Axis Tour: Word Tour Determines the Order of Axes in ICA-transformed Embeddings
This addresses interpretability challenges in NLP for researchers and practitioners, but it is incremental as it builds on existing ICA and Word Tour methods.
The paper tackles the problem of arbitrary axis order in ICA-transformed word embeddings by proposing Axis Tour, a method that optimizes axis order to maximize semantic continuity, resulting in better or comparable low-dimensional embeddings compared to PCA and ICA in downstream tasks.
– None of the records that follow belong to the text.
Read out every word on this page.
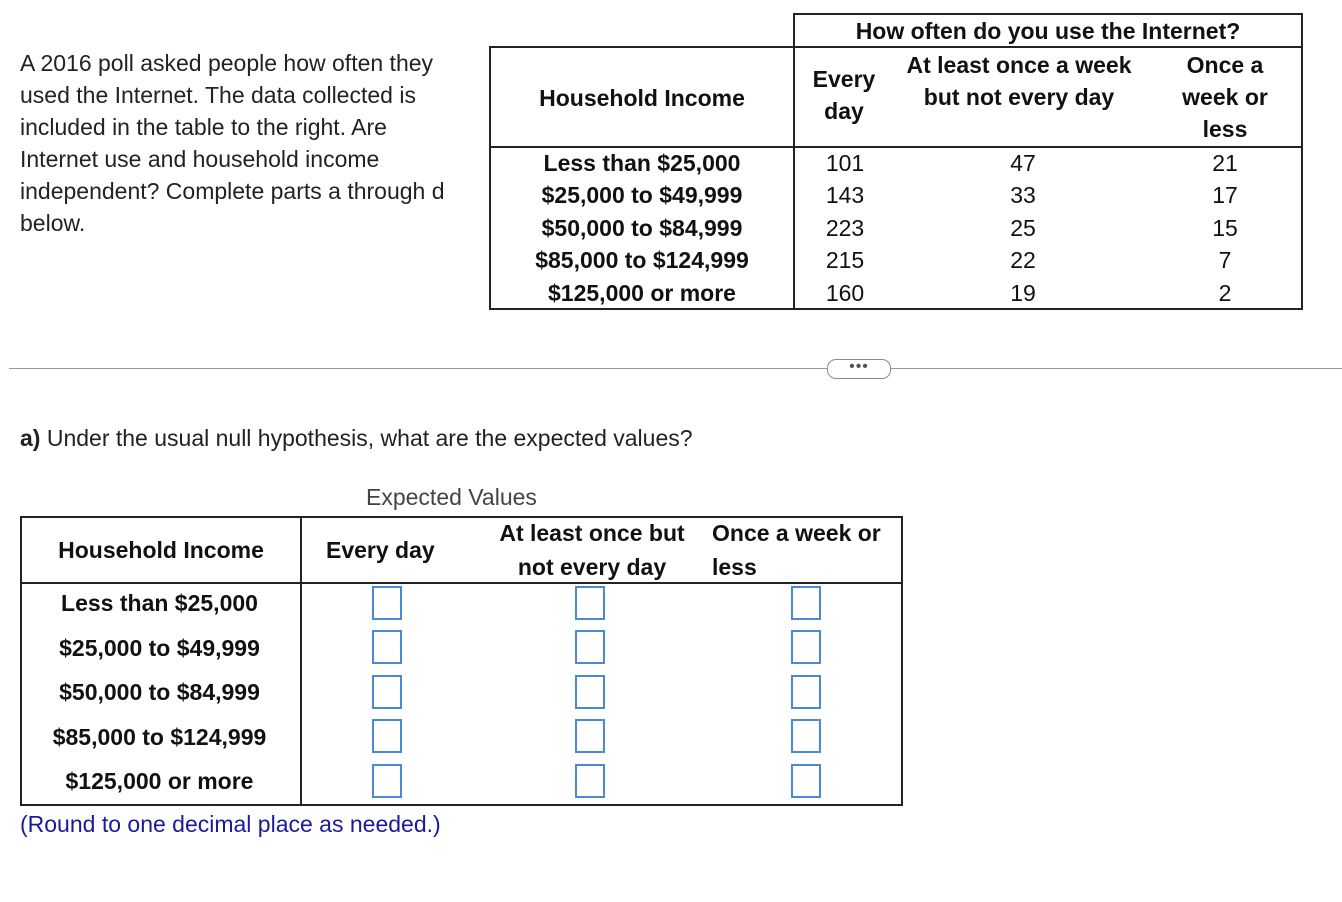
A 2016 poll asked people how often they used the Internet. The data collected is included in the table to the right. Are Internet use and household income independent? Complete parts a through d below.
How often do you use the Internet?
Household Income
Every day
At least once a week but not every day
Once a week or less
Less than $25,000
$25,000 to $49,999
$50,000 to $84,999
$85,000 to $124,999
$125,000 or more
101
143
223
215
160
47
33
25
22
19
21
17
15
7
2
•••
a) Under the usual null hypothesis, what are the expected values?
Expected Values
Household Income	Every day
At least once but not every day
Once a week or less
Less than $25,000
$25,000 to $49,999
$50,000 to $84,999
$85,000 to $124,999
$125,000 or more
(Round to one decimal place as needed.)
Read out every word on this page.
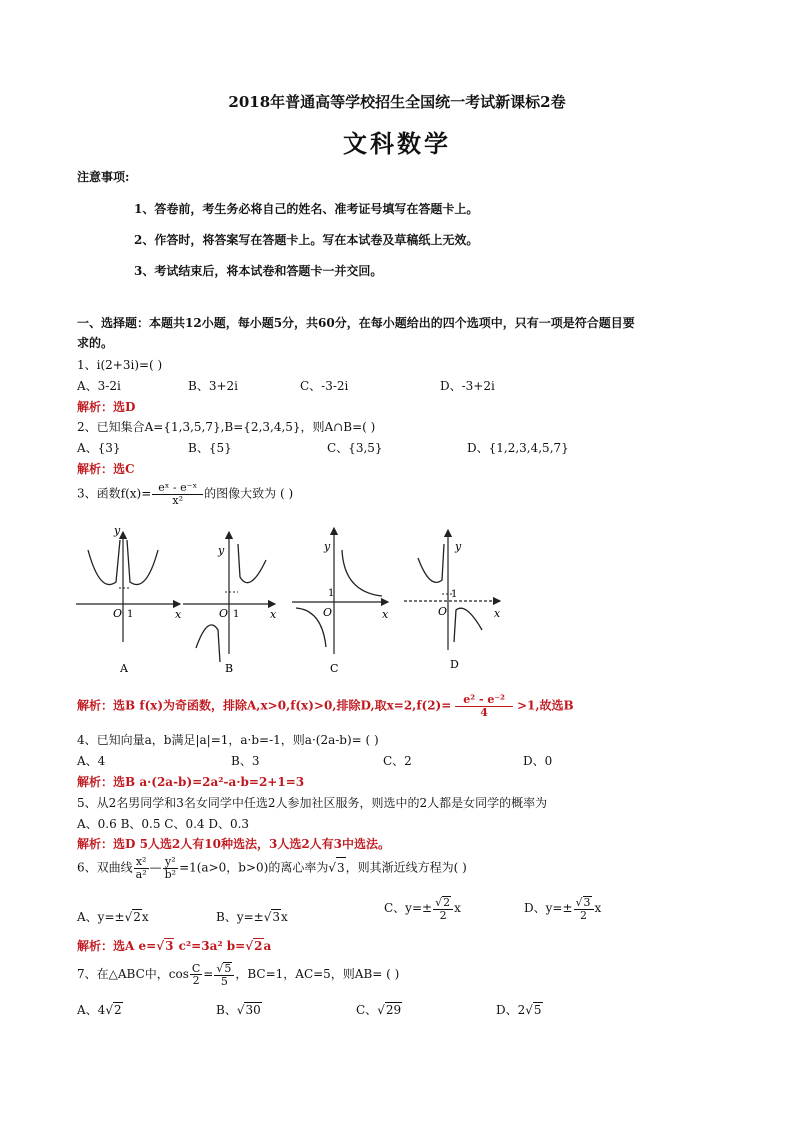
2018年普通高等学校招生全国统一考试新课标2卷
文科数学
注意事项:
1、答卷前，考生务必将自己的姓名、准考证号填写在答题卡上。
2、作答时，将答案写在答题卡上。写在本试卷及草稿纸上无效。
3、考试结束后，将本试卷和答题卡一并交回。
一、选择题：本题共12小题，每小题5分，共60分，在每小题给出的四个选项中，只有一项是符合题目要
求的。
1、i(2+3i)=( )
A、3-2i	B、3+2i	C、-3-2i	D、-3+2i
解析：选D
2、已知集合A={1,3,5,7},B={2,3,4,5}，则A∩B=( )
A、{3}	B、{5}	C、{3,5}	D、{1,2,3,4,5,7}
解析：选C
3、函数$f(x)= \frac{\text{eˣ - e⁻ˣ}}{\text{x²}}$ 的图像大致为 ( )
y
x
O 1
A
y
x
O 1
B
y
x
O
1
C
y
x
O
1
D
解析：选B f(x)为奇函数，排除A,x>0,f(x)>0,排除D,取$x=2,f(2)= \frac{\text{e² - e⁻²}}{4} >1$,故选B
4、已知向量a，b满足|a|=1，a·b=-1，则a·(2a-b)= ( )
A、4	B、3	C、2	D、0
解析：选B a·(2a-b)=2a²-a·b=2+1=3
5、从2名男同学和3名女同学中任选2人参加社区服务，则选中的2人都是女同学的概率为
A、0.6 B、0.5 C、0.4 D、0.3
解析：选D 5人选2人有10种选法，3人选2人有3中选法。
6、双曲线 $\frac{\text{x²}}{\text{a²}}$ — $\frac{\text{y²}}{\text{b²}} =1(a>0$，b>0)的离心率为√3，则其渐近线方程为( )
A、y=±√2x	B、y=±√3x
C、$y=\pm \frac{√2}{2}$ x	D、$y=\pm \frac{√3}{2}$ x
解析：选A e=√3 c²=3a² b=√2a
7、在△ABC中，$\cos \frac{C}{2} = \frac{√5}{5}$ ，BC=1，AC=5，则AB= ( )
A、4√2	B、√30	C、√29	D、2√5
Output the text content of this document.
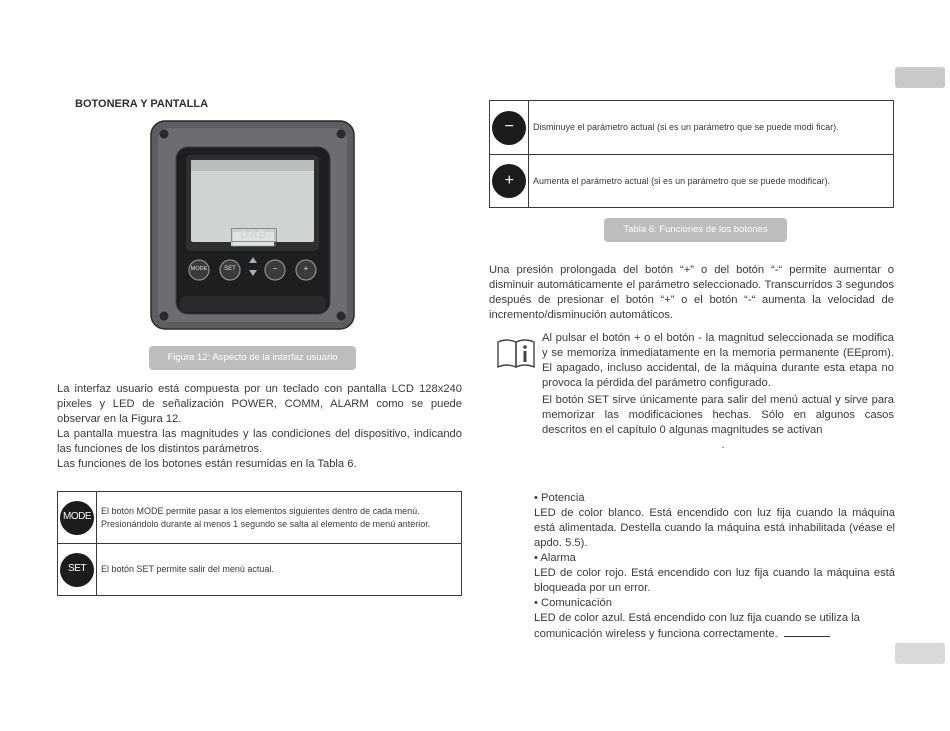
BOTONERA Y PANTALLA
DAB
MODE	SET	−	+
Figura 12: Aspecto de la interfaz usuario

La interfaz usuario está compuesta por un teclado con pantalla LCD 128x240 pixeles y LED de señalización POWER, COMM, ALARM como se puede observar en la Figura 12.

La pantalla muestra las magnitudes y las condiciones del dispositivo, indicando las funciones de los distintos parámetros.

Las funciones de los botones están resumidas en la Tabla 6.

MODE	El botón MODE permite pasar a los elementos siguientes dentro de cada menú. Presionándolo durante al menos 1 segundo se salta al elemento de menú anterior.
SET	El botón SET permite salir del menú actual.
−	Disminuye el parámetro actual (si es un parámetro que se puede modi ficar).
+	Aumenta el parámetro actual (si es un parámetro que se puede modificar).
Tabla 6: Funciones de los botones
Una presión prolongada del botón “+” o del botón “-“ permite aumentar o disminuir automáticamente el parámetro seleccionado. Transcurridos 3 segundos después de presionar el botón “+” o el botón “-“ aumenta la velocidad de incremento/disminución automáticos.

Al pulsar el botón + o el botón - la magnitud seleccionada se modifica y se memoriza inmediatamente en la memoria permanente (EEprom). El apagado, incluso accidental, de la máquina durante esta etapa no provoca la pérdida del parámetro configurado.

El botón SET sirve únicamente para salir del menú actual y sirve para memorizar las modificaciones hechas. Sólo en algunos casos descritos en el capítulo 0 algunas magnitudes se activan

.

• Potencia

LED de color blanco. Está encendido con luz fija cuando la máquina está alimentada. Destella cuando la máquina está inhabilitada (véase el apdo. 5.5).

• Alarma

LED de color rojo. Está encendido con luz fija cuando la máquina está bloqueada por un error.

• Comunicación

LED de color azul. Está encendido con luz fija cuando se utiliza la comunicación wireless y funciona correctamente.
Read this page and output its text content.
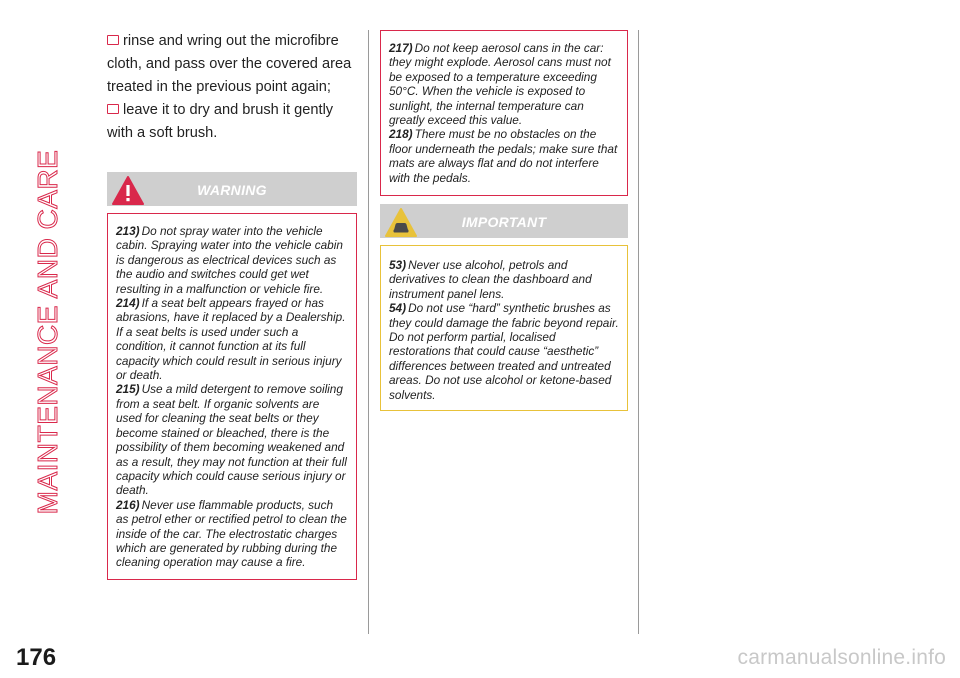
MAINTENANCE AND CARE
176
rinse and wring out the microfibre cloth, and pass over the covered area treated in the previous point again;
leave it to dry and brush it gently with a soft brush.
WARNING

213) Do not spray water into the vehicle cabin. Spraying water into the vehicle cabin is dangerous as electrical devices such as the audio and switches could get wet resulting in a malfunction or vehicle fire.

214) If a seat belt appears frayed or has abrasions, have it replaced by a Dealership. If a seat belts is used under such a condition, it cannot function at its full capacity which could result in serious injury or death.

215) Use a mild detergent to remove soiling from a seat belt. If organic solvents are used for cleaning the seat belts or they become stained or bleached, there is the possibility of them becoming weakened and as a result, they may not function at their full capacity which could cause serious injury or death.

216) Never use flammable products, such as petrol ether or rectified petrol to clean the inside of the car. The electrostatic charges which are generated by rubbing during the cleaning operation may cause a fire.

217) Do not keep aerosol cans in the car: they might explode. Aerosol cans must not be exposed to a temperature exceeding 50°C. When the vehicle is exposed to sunlight, the internal temperature can greatly exceed this value.

218) There must be no obstacles on the floor underneath the pedals; make sure that mats are always flat and do not interfere with the pedals.

IMPORTANT

53) Never use alcohol, petrols and derivatives to clean the dashboard and instrument panel lens.

54) Do not use “hard” synthetic brushes as they could damage the fabric beyond repair. Do not perform partial, localised restorations that could cause “aesthetic” differences between treated and untreated areas. Do not use alcohol or ketone-based solvents.

carmanualsonline.info
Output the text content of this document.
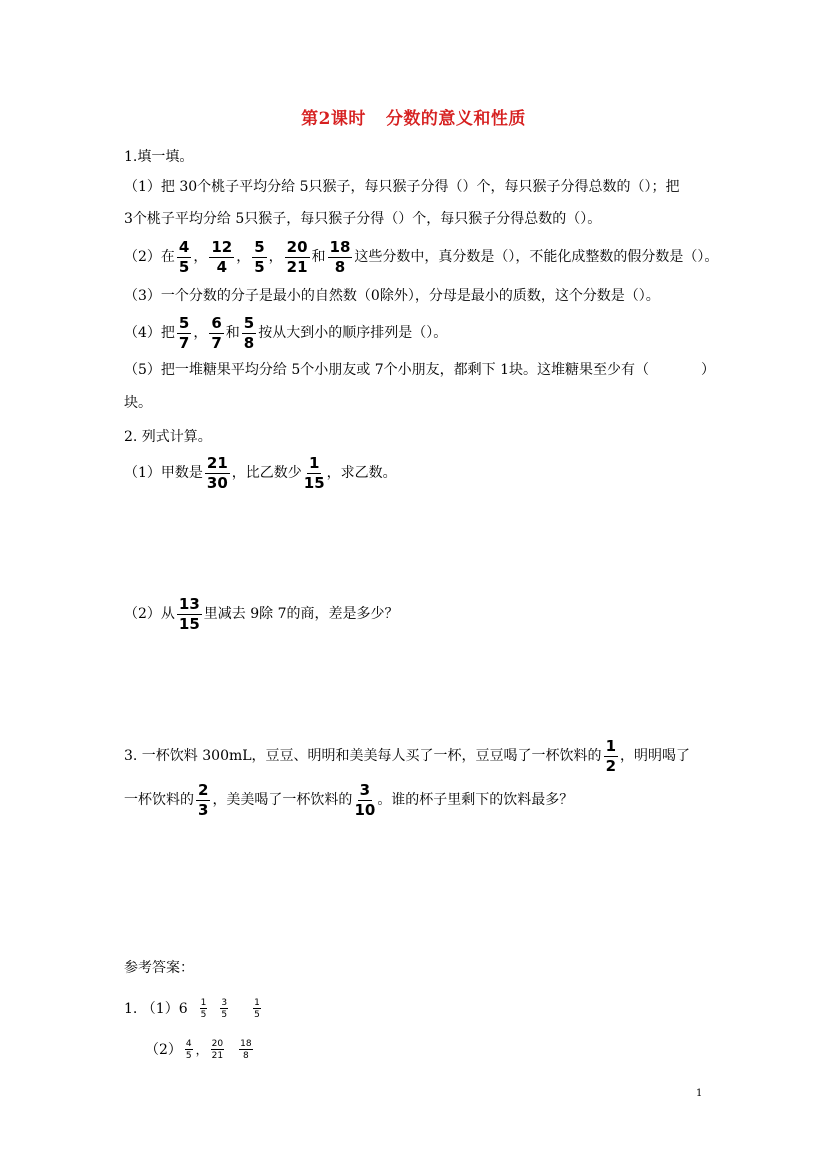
第2课时 分数的意义和性质
1.填一填。
（1）把 30个桃子平均分给 5只猴子，每只猴子分得（）个，每只猴子分得总数的（）；把
3个桃子平均分给 5只猴子，每只猴子分得（）个，每只猴子分得总数的（）。
（2）在 $\frac{4}{5}$ ， $\frac{12}{4}$ ， $\frac{5}{5}$ ， $\frac{20}{21}$ 和 $\frac{18}{8}$ 这些分数中，真分数是（），不能化成整数的假分数是（）。
（3）一个分数的分子是最小的自然数（0除外），分母是最小的质数，这个分数是（）。
（4）把 $\frac{5}{7}$ ， $\frac{6}{7}$ 和 $\frac{5}{8}$ 按从大到小的顺序排列是（）。
（5）把一堆糖果平均分给 5个小朋友或 7个小朋友，都剩下 1块。这堆糖果至少有（	）
块。
2. 列式计算。
（1）甲数是 $\frac{21}{30}$ ，比乙数少 $\frac{1}{15}$ ，求乙数。
（2）从 $\frac{13}{15}$ 里减去 9除 7的商，差是多少？
3. 一杯饮料 300mL，豆豆、明明和美美每人买了一杯，豆豆喝了一杯饮料的 $\frac{1}{2}$ ，明明喝了
一杯饮料的 $\frac{2}{3}$ ，美美喝了一杯饮料的 $\frac{3}{10}$ 。谁的杯子里剩下的饮料最多？
参考答案：
1. $(1)6 \frac{1}{5} \frac{3}{5}$	$\frac{1}{5}$
$(2) \frac{4}{5}$ ， $\frac{20}{21} \frac{18}{8}$
1
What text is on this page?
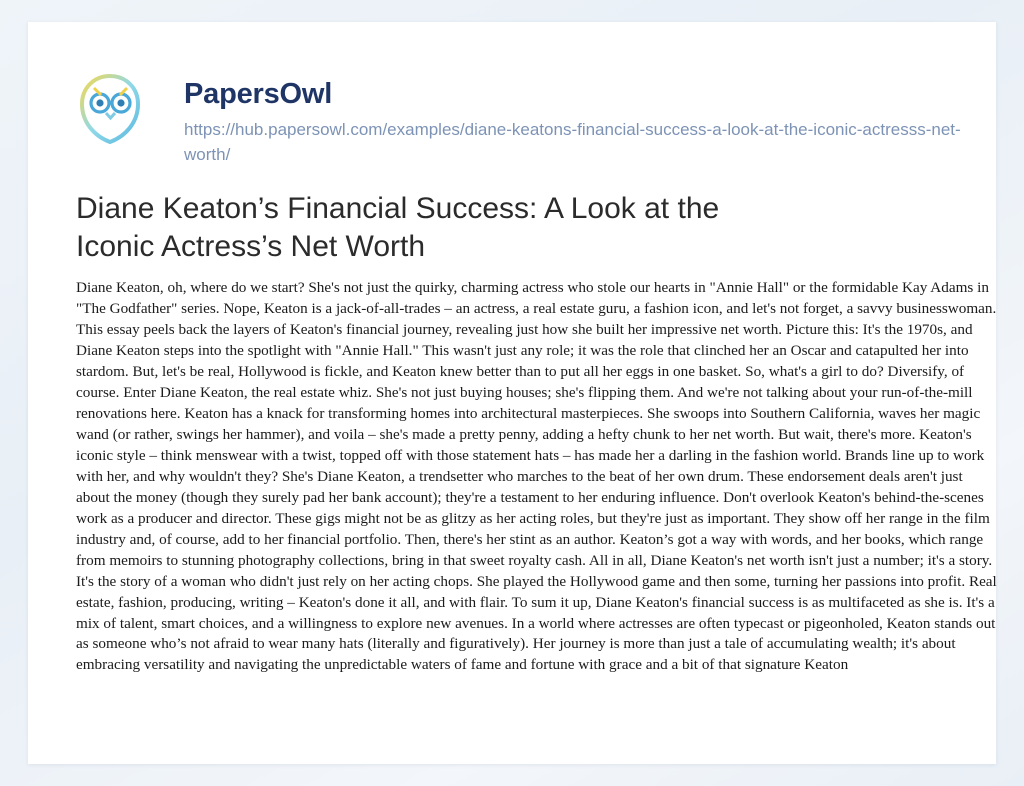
PapersOwl
https://hub.papersowl.com/examples/diane-keatons-financial-success-a-look-at-the-iconic-actresss-net-worth/
Diane Keaton’s Financial Success: A Look at the Iconic Actress’s Net Worth

Diane Keaton, oh, where do we start? She's not just the quirky, charming actress who stole our hearts in "Annie Hall" or the formidable Kay Adams in "The Godfather" series. Nope, Keaton is a jack-of-all-trades – an actress, a real estate guru, a fashion icon, and let's not forget, a savvy businesswoman. This essay peels back the layers of Keaton's financial journey, revealing just how she built her impressive net worth. Picture this: It's the 1970s, and Diane Keaton steps into the spotlight with "Annie Hall." This wasn't just any role; it was the role that clinched her an Oscar and catapulted her into stardom. But, let's be real, Hollywood is fickle, and Keaton knew better than to put all her eggs in one basket. So, what's a girl to do? Diversify, of course. Enter Diane Keaton, the real estate whiz. She's not just buying houses; she's flipping them. And we're not talking about your run-of-the-mill renovations here. Keaton has a knack for transforming homes into architectural masterpieces. She swoops into Southern California, waves her magic wand (or rather, swings her hammer), and voila – she's made a pretty penny, adding a hefty chunk to her net worth. But wait, there's more. Keaton's iconic style – think menswear with a twist, topped off with those statement hats – has made her a darling in the fashion world. Brands line up to work with her, and why wouldn't they? She's Diane Keaton, a trendsetter who marches to the beat of her own drum. These endorsement deals aren't just about the money (though they surely pad her bank account); they're a testament to her enduring influence. Don't overlook Keaton's behind-the-scenes work as a producer and director. These gigs might not be as glitzy as her acting roles, but they're just as important. They show off her range in the film industry and, of course, add to her financial portfolio. Then, there's her stint as an author. Keaton’s got a way with words, and her books, which range from memoirs to stunning photography collections, bring in that sweet royalty cash. All in all, Diane Keaton's net worth isn't just a number; it's a story. It's the story of a woman who didn't just rely on her acting chops. She played the Hollywood game and then some, turning her passions into profit. Real estate, fashion, producing, writing – Keaton's done it all, and with flair. To sum it up, Diane Keaton's financial success is as multifaceted as she is. It's a mix of talent, smart choices, and a willingness to explore new avenues. In a world where actresses are often typecast or pigeonholed, Keaton stands out as someone who’s not afraid to wear many hats (literally and figuratively). Her journey is more than just a tale of accumulating wealth; it's about embracing versatility and navigating the unpredictable waters of fame and fortune with grace and a bit of that signature Keaton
Word embedding is one of the most important components in natural language processing, but interpreting high-dimensional embeddings remains a challenging problem. To address this problem, Independent Component Analysis (ICA) is identified as an effective solution. ICA-transformed word embeddings reveal interpretable semantic axes; however, the order of these axes are arbitrary. In this study, we focus on this property and propose a novel method, Axis Tour, which optimizes the order of the axes. Inspired by Word Tour, a one-dimensional word embedding method, we aim to improve the clarity of the word embedding space by maximizing the semantic continuity of the axes. Furthermore, we show through experiments on downstream tasks that Axis Tour yields better or comparable low-dimensional embeddings compared to both PCA and ICA.